«Фрагмент – у меня в крови, – обронил он однажды. Я обречен осуществиться лишь наполовину. И эта усечённость – во всём: в манере жить, в манере писать». Человек отрывков. Человек рубежа, слома по ненасытной страсти в поисках последних пределов любого переживания и мысли, он настолько же избрал фрагментарность словесного выражения по собственной воле, насколько и был на нее обречен. Переворачивая знаменитую формулу, я бы сказал, что фрагмент – это такая разновидность прозы, чей центр нигде, а окружность везде. Форма «центробежного» высказывания, фрагмент существует парадоксальной напряженностью без сосредоточенности, как бы постоянным усилием рассеяния, тяги от центра ко все новому и новому краю. На первый – и ошибочный – взгляд, многократно повторяясь, автор, напротив, опять и опять опровергает себя, до бесконечности множит микроскопические различия, в которых здесь – вся соль. «Судорожное», «конвульсивное» письмо – уникальное соединение порыва и оцепенелости – движется по-змеиному неуловимо и, при всей своей мозаичности, как-то странно живет. Продвигаясь от вокабулы к вокабуле, от пробела к пробелу мельчайшими мышечными сокращениями, словомысль гипнотизирует, приковывает читателя: она всегда находится как раз на той точке, где остановился сейчас наш завороженный взгляд. Фрагментам пора, наконец, выстроиться в каталог.

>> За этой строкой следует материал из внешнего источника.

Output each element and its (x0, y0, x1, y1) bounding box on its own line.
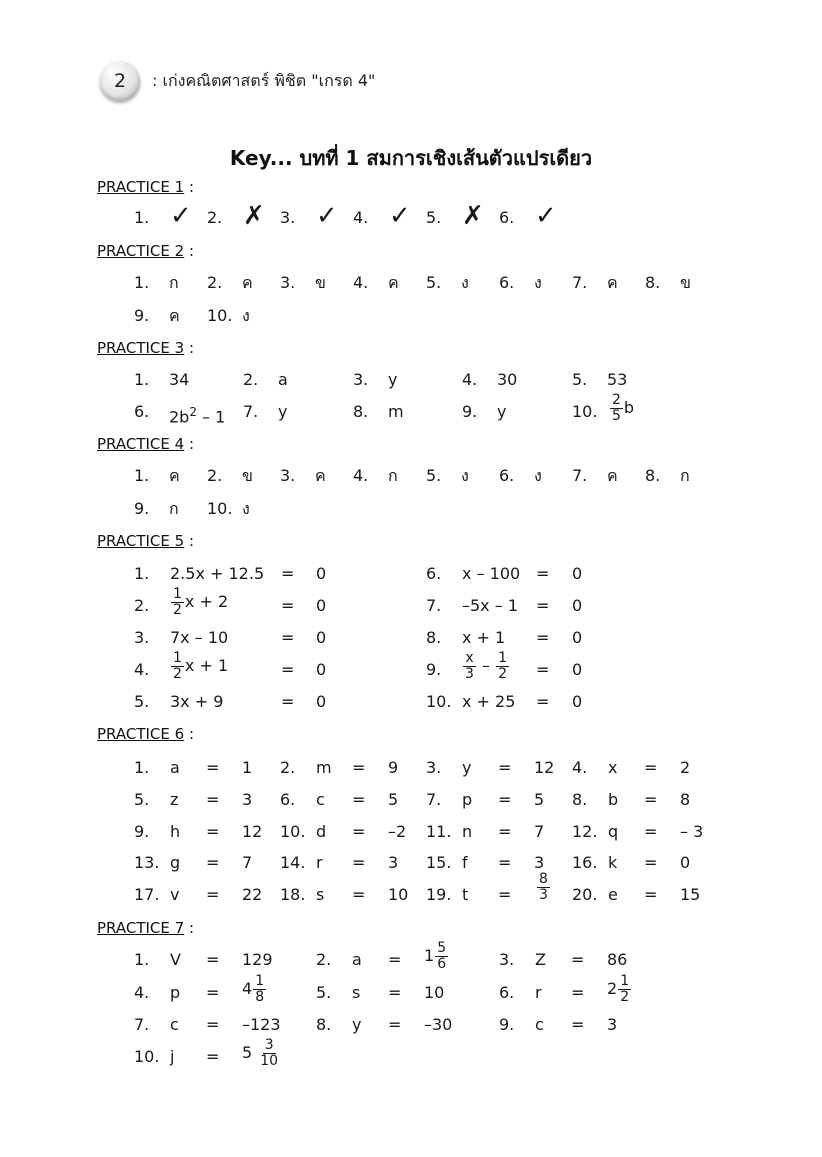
equals-sign: = (206, 822, 220, 841)
equation-expression: 7x – 10 (170, 628, 229, 647)
equals-sign: = (498, 885, 512, 904)
practice-6-value: 22 (242, 885, 263, 904)
equals-sign: = (571, 983, 585, 1002)
fraction-numerator: 2 (612, 392, 621, 408)
practice-7-label: PRACTICE 7 (97, 919, 185, 937)
practice-4-answer: ง (534, 466, 542, 485)
variable-name: t (462, 885, 469, 904)
fraction-denominator: 2 (173, 602, 182, 618)
item-number: 5. (134, 790, 150, 809)
equals-sign: = (644, 822, 658, 841)
expression-rest: b (623, 398, 635, 417)
equals-sign: = (644, 758, 658, 777)
equation-rhs: 0 (316, 628, 327, 647)
item-number: 2. (207, 208, 223, 227)
practice-6-value: –2 (388, 822, 407, 841)
page-header (100, 60, 375, 102)
practice-6-value (536, 872, 551, 903)
variable-name: Z (535, 950, 546, 969)
item-number: 1. (134, 564, 150, 583)
item-number: 8. (426, 628, 442, 647)
practice-7-value: 10 (424, 983, 445, 1002)
item-number: 3. (280, 208, 296, 227)
item-number: 3. (134, 628, 150, 647)
item-number: 8. (645, 466, 661, 485)
fraction (258, 1038, 280, 1069)
fraction-numerator: 1 (620, 973, 630, 989)
variable-name: k (608, 853, 618, 872)
fraction (435, 941, 448, 972)
equals-sign: = (498, 853, 512, 872)
cross-mark-icon: ✗ (462, 201, 484, 231)
item-number: 2. (316, 950, 332, 969)
practice-3-answer: 34 (169, 370, 190, 389)
practice-6-value: 7 (534, 822, 545, 841)
expression-rest: – 1 (196, 407, 226, 427)
practice-4-answer: ก (388, 466, 398, 485)
practice-6-value: 3 (534, 853, 545, 872)
equation-expression: –5x – 1 (462, 596, 518, 615)
item-number: 17. (134, 885, 160, 904)
equals-sign: = (281, 564, 295, 583)
equation-rhs: 0 (316, 660, 327, 679)
item-number: 7. (243, 402, 259, 421)
practice-6-value: 0 (680, 853, 691, 872)
item-number: 1. (134, 758, 150, 777)
equation-expression: x – 100 (462, 564, 521, 583)
item-number: 2. (134, 596, 150, 615)
equals-sign: = (352, 822, 366, 841)
practice-2-answer: ง (242, 306, 250, 325)
check-mark-icon: ✓ (316, 201, 338, 231)
item-number: 10. (426, 692, 452, 711)
practice-5-label: PRACTICE 5 (97, 532, 185, 550)
fraction-numerator: 1 (173, 586, 182, 602)
practice-6-value: 3 (388, 853, 399, 872)
variable-name: p (462, 790, 473, 809)
cross-mark-icon: ✗ (243, 201, 265, 231)
equals-sign: = (498, 822, 512, 841)
practice-6-value: – 3 (680, 822, 704, 841)
equals-sign: = (388, 950, 402, 969)
practice-7-value (424, 941, 449, 972)
item-number: 6. (280, 790, 296, 809)
equals-sign: = (571, 1015, 585, 1034)
item-number: 14. (280, 853, 306, 872)
practice-4-answer: ง (461, 466, 469, 485)
item-number: 1. (134, 370, 150, 389)
practice-6-value: 1 (242, 758, 253, 777)
variable-name: c (316, 790, 325, 809)
variable-name: b (608, 790, 619, 809)
equals-sign: = (536, 564, 550, 583)
practice-7-value: 3 (607, 1015, 618, 1034)
item-number: 9. (499, 1015, 515, 1034)
practice-2-answer: ง (461, 273, 469, 292)
practice-6-value: 7 (242, 853, 253, 872)
item-number: 5. (134, 692, 150, 711)
expression-rest: x + 1 (184, 656, 229, 675)
item-number: 1. (134, 950, 150, 969)
variable-name: n (462, 822, 473, 841)
fraction (537, 872, 550, 903)
item-number: 5. (426, 273, 442, 292)
item-number: 13. (134, 853, 160, 872)
fraction-numerator: 1 (498, 650, 508, 666)
practice-6-value: 9 (388, 758, 399, 777)
equals-sign: = (206, 950, 220, 969)
equals-sign: = (536, 596, 550, 615)
variable-name: e (608, 885, 618, 904)
variable-name: a (352, 950, 362, 969)
item-number: 3. (353, 370, 369, 389)
variable-name: v (170, 885, 180, 904)
item-number: 3. (280, 273, 296, 292)
item-number: 3. (426, 758, 442, 777)
practice-7-value (607, 974, 632, 1005)
variable-name: s (316, 885, 325, 904)
practice-3-answer: y (278, 402, 288, 421)
equals-sign: = (644, 790, 658, 809)
fraction-numerator: 3 (264, 1037, 274, 1053)
item-number: 9. (462, 402, 478, 421)
variable-name: r (535, 983, 542, 1002)
equals-sign: = (536, 660, 550, 679)
practice-7-value: –30 (424, 1015, 453, 1034)
practice-1-label: PRACTICE 1 (97, 178, 185, 196)
item-number: 19. (426, 885, 452, 904)
item-number: 7. (572, 466, 588, 485)
equals-sign: = (206, 853, 220, 872)
practice-6-value: 10 (388, 885, 409, 904)
equals-sign: = (206, 758, 220, 777)
practice-6-value: 8 (680, 790, 691, 809)
practice-3-answer: y (388, 370, 398, 389)
practice-7-value: 86 (607, 950, 628, 969)
item-number: 4. (462, 370, 478, 389)
equation-rhs: 0 (316, 564, 327, 583)
item-number: 2. (280, 758, 296, 777)
item-number: 7. (426, 596, 442, 615)
variable-name: y (352, 1015, 362, 1034)
practice-2-label: PRACTICE 2 (97, 242, 185, 260)
variable-name: V (170, 950, 181, 969)
variable-name: x (608, 758, 618, 777)
expression-rest: x + 2 (184, 592, 229, 611)
practice-6-value: 2 (680, 758, 691, 777)
equals-sign: = (206, 1015, 220, 1034)
equals-sign: = (206, 1047, 220, 1066)
equation-rhs: 0 (572, 628, 583, 647)
variable-name: c (535, 1015, 544, 1034)
equation-rhs: 0 (316, 596, 327, 615)
practice-4-answer: ก (680, 466, 690, 485)
item-number: 9. (134, 306, 150, 325)
practice-2-answer: ค (388, 273, 399, 292)
check-mark-icon: ✓ (389, 201, 411, 231)
practice-4-answer: ง (242, 499, 250, 518)
page-title: Key... บทที่ 1 สมการเชิงเส้นตัวแปรเดียว (229, 146, 593, 170)
practice-7-value: 129 (242, 950, 273, 969)
practice-4-answer: ค (169, 466, 180, 485)
practice-6-value: 5 (534, 790, 545, 809)
item-number: 10. (207, 499, 233, 518)
equation-expression: x + 25 (462, 692, 516, 711)
item-number: 3. (280, 466, 296, 485)
item-number: 6. (499, 273, 515, 292)
fraction-numerator: 1 (255, 973, 265, 989)
equals-sign: = (498, 758, 512, 777)
item-number: 6. (499, 208, 515, 227)
equals-sign: = (281, 692, 295, 711)
equals-sign: = (644, 853, 658, 872)
mixed-number-whole: 2 (607, 979, 618, 998)
exponent: 2 (189, 405, 197, 419)
item-number: 2. (207, 273, 223, 292)
equals-sign: = (571, 950, 585, 969)
section-practice-5: PRACTICE 5 : (97, 532, 195, 550)
practice-4-answer: ค (315, 466, 326, 485)
fraction-denominator: 3 (465, 666, 474, 682)
practice-3-answer: a (278, 370, 288, 389)
expression-base: 2b (169, 407, 190, 427)
item-number: 3. (499, 950, 515, 969)
item-number: 9. (134, 499, 150, 518)
practice-2-answer: ค (607, 273, 618, 292)
variable-name: r (316, 853, 323, 872)
variable-name: s (352, 983, 361, 1002)
mixed-number-whole: 1 (424, 946, 435, 965)
equation-rhs: 0 (572, 596, 583, 615)
item-number: 7. (134, 1015, 150, 1034)
fraction (463, 651, 476, 682)
practice-4-answer: ก (169, 499, 179, 518)
practice-2-answer: ง (534, 273, 542, 292)
practice-3-answer (169, 402, 225, 427)
practice-7-value: –123 (242, 1015, 281, 1034)
equation-rhs: 0 (316, 692, 327, 711)
equals-sign: = (536, 628, 550, 647)
practice-3-answer: 30 (497, 370, 518, 389)
item-number: 2. (243, 370, 259, 389)
equation-expression (462, 651, 510, 682)
equals-sign: = (281, 628, 295, 647)
fraction (618, 974, 631, 1005)
fraction-numerator: x (465, 650, 474, 666)
equals-sign: = (352, 790, 366, 809)
practice-2-answer: ข (315, 273, 326, 292)
equals-sign: = (352, 758, 366, 777)
equals-sign: = (281, 660, 295, 679)
item-number: 11. (426, 822, 452, 841)
fraction-denominator: 10 (260, 1053, 279, 1069)
item-number: 8. (572, 790, 588, 809)
variable-name: m (316, 758, 332, 777)
practice-6-value: 15 (680, 885, 701, 904)
item-number: 4. (353, 466, 369, 485)
section-practice-3: PRACTICE 3 : (97, 339, 195, 357)
item-number: 15. (426, 853, 452, 872)
equals-sign: = (281, 596, 295, 615)
variable-name: c (170, 1015, 179, 1034)
practice-3-answer: 53 (607, 370, 628, 389)
fraction-numerator: 1 (173, 650, 182, 666)
equals-sign: = (206, 790, 220, 809)
item-number: 20. (572, 885, 598, 904)
item-number: 2. (207, 466, 223, 485)
practice-7-value (242, 1038, 281, 1069)
section-practice-4: PRACTICE 4 : (97, 435, 195, 453)
item-number: 6. (499, 983, 515, 1002)
practice-6-value: 3 (242, 790, 253, 809)
fraction-denominator: 3 (539, 887, 548, 903)
item-number: 18. (280, 885, 306, 904)
check-mark-icon: ✓ (170, 201, 192, 231)
practice-6-label: PRACTICE 6 (97, 725, 185, 743)
practice-4-answer: ข (242, 466, 253, 485)
equation-expression: 2.5x + 12.5 (170, 564, 265, 583)
item-number: 5. (572, 370, 588, 389)
item-number: 1. (134, 208, 150, 227)
practice-2-answer: ค (169, 306, 180, 325)
practice-3-answer (609, 393, 634, 424)
practice-3-answer: y (497, 402, 507, 421)
item-number: 5. (426, 208, 442, 227)
fraction-denominator: 2 (620, 989, 630, 1005)
item-number: 12. (572, 822, 598, 841)
practice-2-answer: ค (242, 273, 253, 292)
variable-name: h (170, 822, 181, 841)
item-number: 10. (572, 402, 598, 421)
equation-expression: 3x + 9 (170, 692, 224, 711)
practice-3-label: PRACTICE 3 (97, 339, 185, 357)
equals-sign: = (352, 853, 366, 872)
equals-sign: = (206, 885, 220, 904)
check-mark-icon: ✓ (535, 201, 557, 231)
item-number: 10. (280, 822, 306, 841)
fraction (171, 651, 184, 682)
operator: – (476, 656, 496, 675)
mixed-number-whole: 5 (242, 1043, 258, 1062)
item-number: 1. (134, 273, 150, 292)
item-number: 1. (134, 466, 150, 485)
fraction (610, 393, 623, 424)
item-number: 4. (572, 758, 588, 777)
equals-sign: = (644, 885, 658, 904)
fraction-denominator: 2 (498, 666, 508, 682)
equation-expression (170, 587, 228, 618)
equation-expression (170, 651, 228, 682)
variable-name: y (462, 758, 472, 777)
practice-7-value (242, 974, 267, 1005)
item-number: 5. (316, 983, 332, 1002)
item-number: 5. (426, 466, 442, 485)
fraction-denominator: 6 (437, 956, 447, 972)
equals-sign: = (536, 692, 550, 711)
practice-6-value: 12 (242, 822, 263, 841)
item-number: 4. (353, 273, 369, 292)
variable-name: z (170, 790, 179, 809)
section-practice-1: PRACTICE 1 : (97, 178, 195, 196)
fraction-numerator: 8 (539, 871, 548, 887)
section-practice-6: PRACTICE 6 : (97, 725, 195, 743)
practice-6-value: 5 (388, 790, 399, 809)
equation-expression: x + 1 (462, 628, 506, 647)
equals-sign: = (206, 983, 220, 1002)
item-number: 8. (316, 1015, 332, 1034)
item-number: 10. (134, 1047, 160, 1066)
variable-name: p (170, 983, 181, 1002)
item-number: 8. (353, 402, 369, 421)
item-number: 6. (134, 402, 150, 421)
mixed-number-whole: 4 (242, 979, 253, 998)
variable-name: g (170, 853, 181, 872)
variable-name: f (462, 853, 468, 872)
item-number: 4. (353, 208, 369, 227)
item-number: 8. (645, 273, 661, 292)
fraction (171, 587, 184, 618)
practice-6-value: 12 (534, 758, 555, 777)
equation-rhs: 0 (572, 692, 583, 711)
item-number: 6. (499, 466, 515, 485)
section-practice-7: PRACTICE 7 : (97, 919, 195, 937)
header-book-title: : เก่งคณิตศาสตร์ พิชิต "เกรด 4" (152, 70, 376, 90)
practice-4-answer: ค (607, 466, 618, 485)
equals-sign: = (388, 1015, 402, 1034)
practice-2-answer: ก (169, 273, 179, 292)
equation-rhs: 0 (572, 564, 583, 583)
equals-sign: = (388, 983, 402, 1002)
practice-3-answer: m (388, 402, 404, 421)
section-practice-2: PRACTICE 2 : (97, 242, 195, 260)
variable-name: d (316, 822, 327, 841)
equals-sign: = (352, 885, 366, 904)
fraction (253, 974, 266, 1005)
page-number-badge: 2 (100, 61, 140, 101)
equals-sign: = (498, 790, 512, 809)
item-number: 10. (207, 306, 233, 325)
fraction-denominator: 2 (173, 666, 182, 682)
item-number: 9. (426, 660, 442, 679)
item-number: 4. (134, 983, 150, 1002)
fraction-numerator: 5 (437, 940, 447, 956)
item-number: 4. (134, 660, 150, 679)
item-number: 6. (426, 564, 442, 583)
equation-rhs: 0 (572, 660, 583, 679)
fraction-denominator: 8 (255, 989, 265, 1005)
variable-name: q (608, 822, 619, 841)
item-number: 16. (572, 853, 598, 872)
practice-4-label: PRACTICE 4 (97, 435, 185, 453)
variable-name: j (170, 1047, 175, 1066)
item-number: 9. (134, 822, 150, 841)
fraction-denominator: 5 (612, 408, 621, 424)
variable-name: a (170, 758, 180, 777)
practice-2-answer: ข (680, 273, 691, 292)
fraction (496, 651, 509, 682)
item-number: 7. (426, 790, 442, 809)
item-number: 7. (572, 273, 588, 292)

Отрывистый стиль для него – «принцип… познания: любая хоть чего-нибудь стоящая мысль обречена у него сейчас же терпеть поражение от другой, которую сама втайне породила».
События предстают так, как если бы они были цитатами, взятыми из разных источников и собранными вместе. Прием фрагментации усиливает элемент присутствия. Может, это то, чего добивался А. Тарковский, когда говорил актерам массовки, что они должны всегда играть так, как если бы были главными героями, для того, чтобы пространство, являясь вместилищем действий и событий, превращалось в нечто ментальное, во внутреннее пространство разума и мысли.

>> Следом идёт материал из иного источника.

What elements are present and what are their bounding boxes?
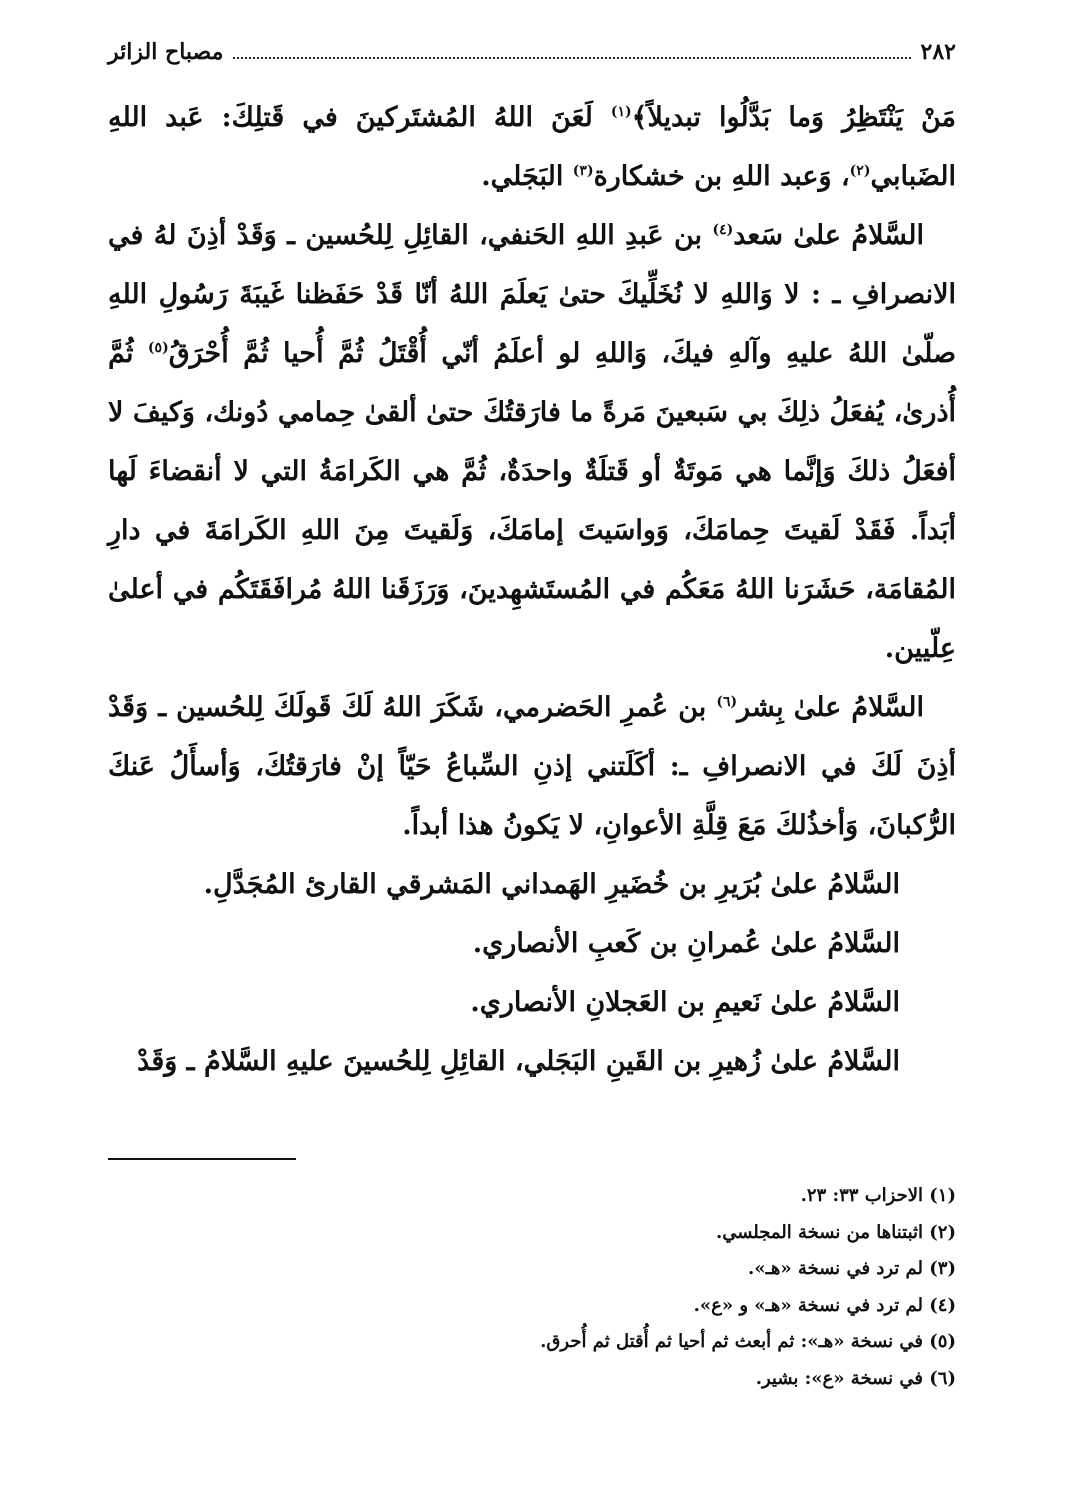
greeting-imran: السَّلامُ علىٰ عُمرانِ بن كَعبِ الأنصاري.	[472, 928, 900, 959]
text-run: ، وَعبد اللهِ بن خشكارة	[593, 161, 850, 192]
text-run: السَّلامُ علىٰ سَعد	[733, 220, 924, 251]
footnote-ref-1: (١)	[610, 104, 632, 120]
footnote-ref-5: (٥)	[147, 340, 169, 356]
footnote-1: (١) الاحزاب ٣٣: ٢٣.	[800, 1185, 956, 1206]
text-run: لَعَنَ اللهُ المُشتَركينَ في قَتلِكَ: عَبد اللهِ الضَبابي	[108, 102, 956, 192]
greeting-burayr: السَّلامُ علىٰ بُرَيرِ بن خُضَيرِ الهَمداني المَشرقي القارئ المُجَدَّلِ.	[203, 869, 900, 900]
footnote-ref-4: (٤)	[712, 222, 734, 238]
footnote-3: (٣) لم ترد في نسخة «هـ».	[748, 1258, 956, 1279]
text-run: ثُمَّ أُذرىٰ، يُفعَلُ ذلِكَ بي سَبعينَ مَرةً ما فارَقتُكَ حتىٰ ألقىٰ حِمامي دُونك، وَكيفَ لا أفعَلُ ذلكَ وَإنَّما هي مَوتَةٌ أو قَتلَةٌ واحدَةٌ، ثُمَّ هي الكَرامَةُ التي لا أنقضاءَ لَها أبَداً. فَقَدْ لَقيتَ حِمامَكَ، وَواسَيتَ إمامَكَ، وَلَقيتَ مِنَ اللهِ الكَرامَةَ في دارِ المُقامَة، حَشَرَنا اللهُ مَعَكُم في المُستَشهِدينَ، وَرَزَقَنا اللهُ مُرافَقَتَكُم في أعلىٰ عِلّيين.	[108, 338, 956, 664]
footnote-ref-6: (٦)	[716, 694, 738, 710]
text-run: بن عُمرِ الحَضرمي، شَكَرَ اللهُ لَكَ قَولَكَ لِلحُسين ـ وَقَدْ أذِنَ لَكَ في الانصرافِ ـ: أكَلَتني إذنِ السِّباعُ حَيّاً إنْ فارَقتُكَ، وَأسأَلُ عَنكَ الرُّكبانَ، وَأخذُلكَ مَعَ قِلَّةِ الأعوانِ، لا يَكونُ هذا أبداً.	[108, 692, 956, 841]
greeting-naim: السَّلامُ علىٰ نَعيمِ بن العَجلانِ الأنصاري.	[470, 987, 900, 1018]
footnote-ref-3: (٣)	[572, 163, 594, 179]
footnotes	[108, 1178, 956, 1397]
header-leader-dots	[233, 56, 910, 59]
footnote-6: (٦) في نسخة «ع»: بشير.	[755, 1367, 956, 1389]
greeting-zuhayr: السَّلامُ علىٰ زُهيرِ بن القَينِ البَجَلي، القائِلِ لِلحُسينَ عليهِ السَّلامُ ـ وَقَدْ	[137, 1046, 900, 1077]
text-run: مَنْ يَنْتَظِرُ وَما بَدَّلُوا تبديلاً﴾	[631, 102, 957, 133]
running-header	[108, 30, 956, 74]
footnote-separator	[108, 1158, 296, 1160]
book-title: مصباح الزائر	[108, 39, 224, 65]
footnote-2: (٢) اثبتناها من نسخة المجلسي.	[715, 1221, 956, 1243]
footnote-5: (٥) في نسخة «هـ»: ثم أبعث ثم أحيا ثم أُقتل ثم أُحرق.	[540, 1331, 956, 1352]
paragraph-continuation	[108, 88, 956, 206]
text-run: السَّلامُ علىٰ بِشر	[737, 692, 924, 723]
footnote-4: (٤) لم ترد في نسخة «هـ» و «ع».	[693, 1294, 956, 1316]
paragraph-bishr	[108, 678, 956, 855]
footnote-ref-2: (٢)	[849, 163, 871, 179]
main-text	[108, 88, 956, 1091]
text-run: البَجَلي.	[481, 161, 573, 192]
text-run: بن عَبدِ اللهِ الحَنفي، القائِلِ لِلحُسين ـ وَقَدْ أذِنَ لهُ في الانصرافِ ـ : لا وَاللهِ لا نُخَلِّيكَ حتىٰ يَعلَمَ اللهُ أنّا قَدْ حَفَظنا غَيبَةَ رَسُولِ اللهِ صلّىٰ اللهُ عليهِ وآلهِ فيكَ، وَاللهِ لو أعلَمُ أنّي أُقْتَلُ ثُمَّ أُحيا ثُمَّ أُحْرَقُ	[108, 220, 956, 369]
page-number: ٢٨٢	[920, 39, 956, 65]
document-page	[108, 30, 957, 1389]
paragraph-saad	[108, 206, 956, 678]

Бог создал меня простодушным, глуповатым и наивным. Непосредственным впечатлениям я всегда поддавался больше, чем внушению, исходящему от сущности вещей. От этого проистекает поверхностность в моих взглядах, смешная податливость и обескураживающая способность самообманываться. Спешу признаться в этом, дабы не уличил меня проницательный читатель, в руки которого может попасть это сочинение. Так и представляю себе его, возмущенного, с гневом швыряющего книжку в угол и восклицающего: "Да автор попросту дурак!" Едва лишь в сознании возникнет этакая картина, как дрожь пробирает меня до самых пяток. Нет, куда лучше быть искренним и говорить без обиняков.
Мы не доверяем прохвостам, мошенникам и балагурам, а ведь вовсе не они несут ответственность за великие судороги истории. Ни во что не веря, они, однако, не лезут к вам в душу и не пытаются нарушить ход ваших тайных мыслей. Они просто оставляют вас наедине с вашей беспечностью, вашей никчемностью или с вашим отчаянием. Однако именно им обязано человечество редкими мгновениями процветания: они-то и спасают народы, которых истязают фанатики и губят "идеалисты".
И как бы мы смогли вытерпеть законы, кодексы и параграфы сердца, в угоду инерции и благопристойности, наложенные на хитроумные и суетные пороки, если бы не эти жизнерадостные существа, чья утонченность ставит их одновременно и на вершину общества, и вне его?
Легкомыслие дается нелегко. Это привилегия и особое искусство; это поиски поверхностного теми, кто, поняв, что нельзя быть уверенным ни в чем, возненавидел всякую уверенность; это бегство подальше от бездн, которые, будучи, естественно, бездонными, не могут никуда привести. Остается, правда, еще внешняя оболочка – так почему бы не возвысить ее до уровня стиля?